I took things apart in May before a major project and I have forgotten about a set of electrical contacts.
On my 1993 R100RT there is a bright blue recepticle with five male contacts. There is room for six contacts but one is missing. This recepticle has no cover and is on the right side of the m/c. It is located behind the headlight and start relays. What plugs into this recepticle?
Thanks,
Campbell Tellman II
:thumb

Your heading tells me you had a Brain Fart!

Hope others can guide you in the right direction.....
 
My 1985 R80RT has that same connector block. It had a plastic cover which went somewhere without me a few years back. When the bike was new, someone told me that it was for a factory diagnostic device, but I'm inclined to doubt that. On the other hand, I've just been too lazy to trace the wires to see if the connector appears to have been designed to power something or to diagnose something.

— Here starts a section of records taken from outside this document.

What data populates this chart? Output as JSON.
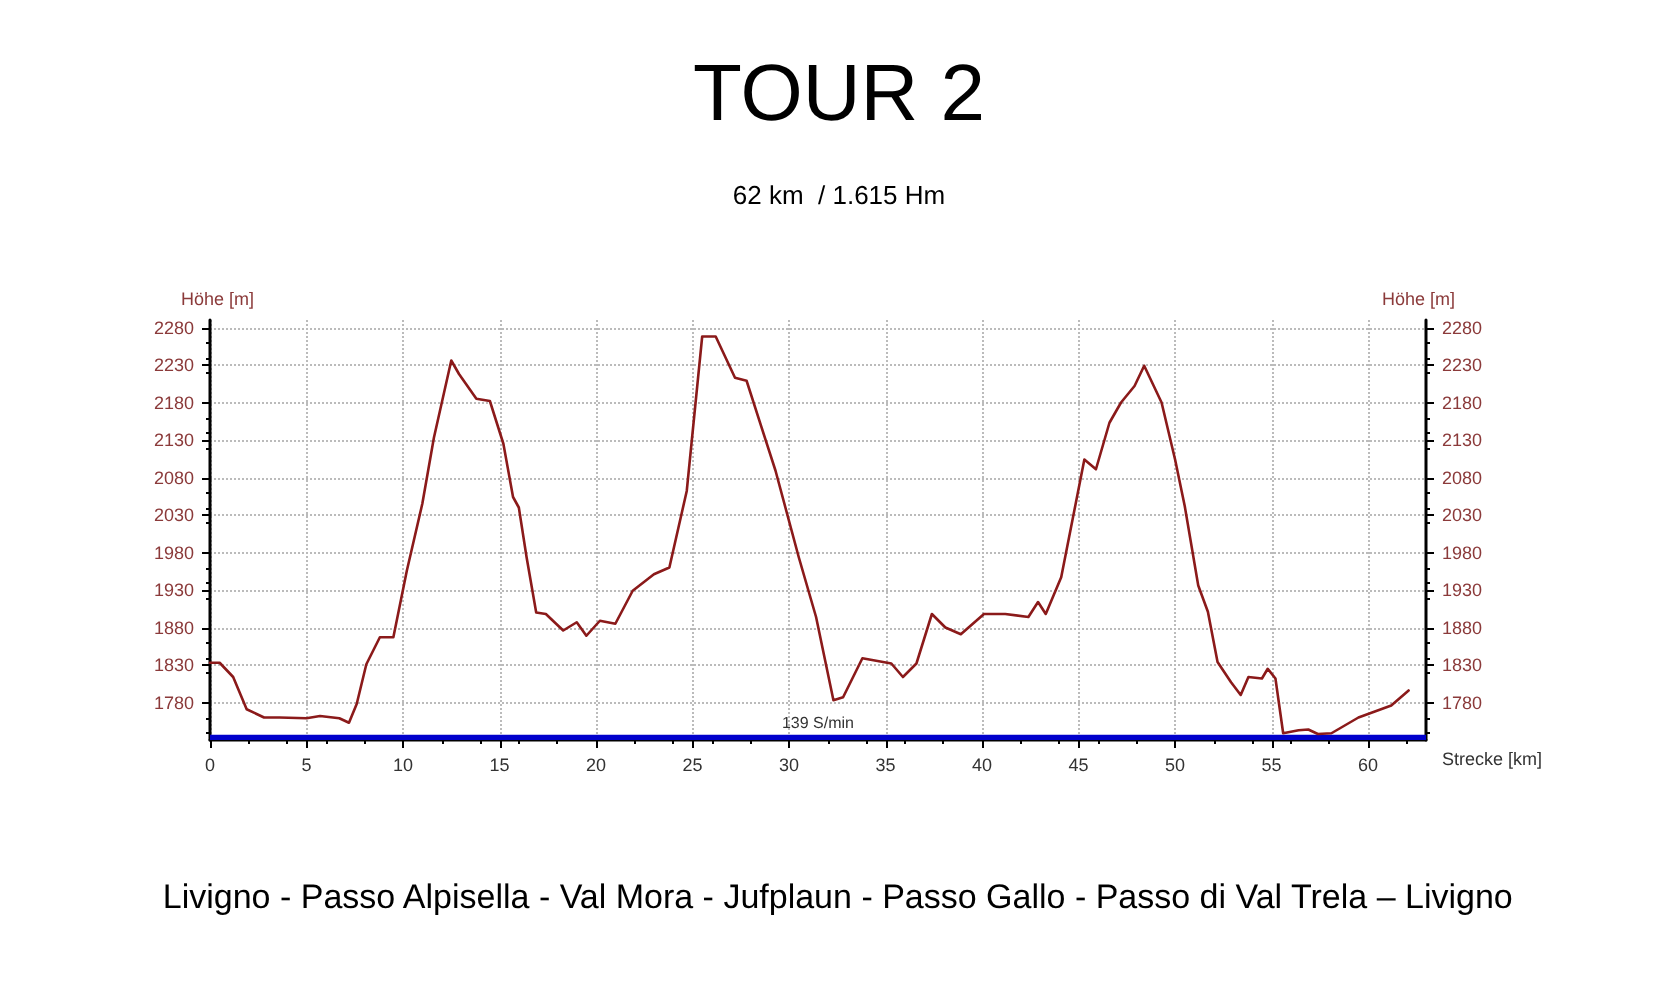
{
  "chart_data": {
    "type": "line",
    "title": "TOUR 2",
    "subtitle": "62 km  / 1.615 Hm",
    "xlabel": "Strecke [km]",
    "ylabel": "Höhe [m]",
    "y2label": "Höhe [m]",
    "annotations": [
      "Livigno - Passo Alpisella - Val Mora - Jufplaun - Passo Gallo - Passo di Val Trela – Livigno"
    ],
    "x": [
      0,
      0.5,
      1.2,
      1.9,
      2.8,
      3.6,
      5,
      5.7,
      6.7,
      7.2,
      7.6,
      8.1,
      8.8,
      9.5,
      10.2,
      11.0,
      11.6,
      12.5,
      12.9,
      13.8,
      14.5,
      15.2,
      15.7,
      16.0,
      16.4,
      16.9,
      17.4,
      18.3,
      19,
      19.5,
      20.2,
      21.0,
      21.9,
      23,
      23.8,
      24.7,
      25.5,
      26.2,
      27.2,
      27.8,
      29.3,
      30.5,
      31.4,
      32.3,
      32.8,
      33.8,
      35.3,
      35.9,
      36.6,
      37.4,
      38.1,
      38.9,
      40.1,
      41.2,
      42.4,
      42.9,
      43.3,
      44.1,
      45.3,
      45.9,
      46.6,
      47.2,
      47.9,
      48.4,
      49.3,
      50,
      50.5,
      51.2,
      51.7,
      52.2,
      52.9,
      53.4,
      53.8,
      54.5,
      54.8,
      55.2,
      55.6,
      56.4,
      56.9,
      57.4,
      58.1,
      59.5,
      61.2,
      62.1
    ],
    "series": [
      {
        "color": "#8b1a1a",
        "values": [
          1833,
          1833,
          1814,
          1771,
          1760,
          1760,
          1759,
          1762,
          1759,
          1753,
          1778,
          1831,
          1867,
          1867,
          1956,
          2045,
          2133,
          2236,
          2218,
          2185,
          2182,
          2125,
          2054,
          2040,
          1974,
          1900,
          1898,
          1876,
          1887,
          1869,
          1889,
          1885,
          1929,
          1951,
          1960,
          2062,
          2268,
          2268,
          2213,
          2209,
          2089,
          1974,
          1894,
          1783,
          1787,
          1839,
          1832,
          1814,
          1832,
          1898,
          1880,
          1871,
          1898,
          1898,
          1894,
          1914,
          1898,
          1947,
          2104,
          2091,
          2153,
          2180,
          2202,
          2229,
          2180,
          2104,
          2042,
          1936,
          1901,
          1834,
          1807,
          1790,
          1814,
          1812,
          1825,
          1812,
          1739,
          1743,
          1744,
          1738,
          1739,
          1760,
          1776,
          1796
        ]
      }
    ],
    "xlim": [
      0,
      63
    ],
    "xticks": [
      0,
      5,
      10,
      15,
      20,
      25,
      30,
      35,
      40,
      45,
      50,
      55,
      60
    ],
    "ylim": [
      1730,
      2290
    ],
    "yticks": [
      1780,
      1830,
      1880,
      1930,
      1980,
      2030,
      2080,
      2130,
      2180,
      2230,
      2280
    ],
    "y2lim": [
      1730,
      2290
    ],
    "y2ticks": [
      1780,
      1830,
      1880,
      1930,
      1980,
      2030,
      2080,
      2130,
      2180,
      2230,
      2280
    ],
    "bands": [
      {
        "axis": "y",
        "from": 1730,
        "to": 1737,
        "label": "139 S/min",
        "color": "#0000cc"
      }
    ],
    "grid": true,
    "marker": "none",
    "line_style": "solid"
  }
}
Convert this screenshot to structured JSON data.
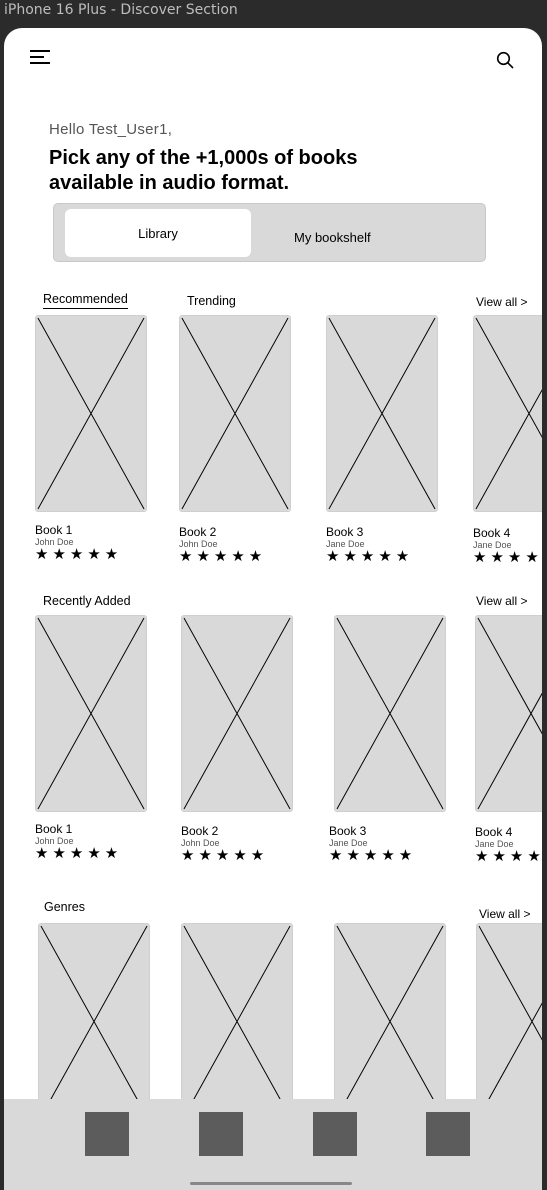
{
  "frame_title": "iPhone 16 Plus - Discover Section",
  "header": {
    "menu_icon": "hamburger-menu-icon",
    "search_icon": "search-icon"
  },
  "greeting": "Hello Test_User1,",
  "headline": "Pick any of the +1,000s of books available in audio format.",
  "segmented": {
    "active": "Library",
    "inactive": "My bookshelf"
  },
  "sections": {
    "recommended": {
      "tabs": [
        "Recommended",
        "Trending"
      ],
      "view_all": "View all >",
      "books": [
        {
          "title": "Book 1",
          "author": "John Doe",
          "stars": "★★★★★"
        },
        {
          "title": "Book 2",
          "author": "John Doe",
          "stars": "★★★★★"
        },
        {
          "title": "Book 3",
          "author": "Jane Doe",
          "stars": "★★★★★"
        },
        {
          "title": "Book 4",
          "author": "Jane Doe",
          "stars": "★★★★★"
        }
      ]
    },
    "recently_added": {
      "title": "Recently Added",
      "view_all": "View all >",
      "books": [
        {
          "title": "Book 1",
          "author": "John Doe",
          "stars": "★★★★★"
        },
        {
          "title": "Book 2",
          "author": "John Doe",
          "stars": "★★★★★"
        },
        {
          "title": "Book 3",
          "author": "Jane Doe",
          "stars": "★★★★★"
        },
        {
          "title": "Book 4",
          "author": "Jane Doe",
          "stars": "★★★★★"
        }
      ]
    },
    "genres": {
      "title": "Genres",
      "view_all": "View all >"
    }
  },
  "colors": {
    "placeholder": "#d9d9d9",
    "tab_icon": "#5c5c5c"
  }
}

At any rate, I've never used it or seen it used for anything. I would not worry about it.
 
My 1985 R80RT has that same connector block. It had a plastic cover which went somewhere without me a few years back.
That rings a bell -- I remember at gray, flat-topped cover for the blue plug.

On the other hand, I've just been too lazy to trace the wires to see if the connector appears to have been designed to power something or to diagnose something.
I did -- the schematic I reviewed had references to Authority equipment.

At any rate, I've never used it or seen it used for anything. I would not worry about it.
I used the 12V terminal in the plug to power some long-forgotton piece of electronics (a helmet speaker for listening to mp3's from a GPS, IIRC) -- a convenient source of ignition-switched 12V power.

Given that at least one of the terminals is "live" when the ignition is on, the "prudent" thing to do would be to provides some sort of cover/plug/weather protection. That said, given where the plug is, it would take quite a monsoon, or the routing of thinly-insulated wires directly over the blue plug for any real problem to ever occur. Probably the easiest thing to do is wrap electrician's tape around it, and then forget it.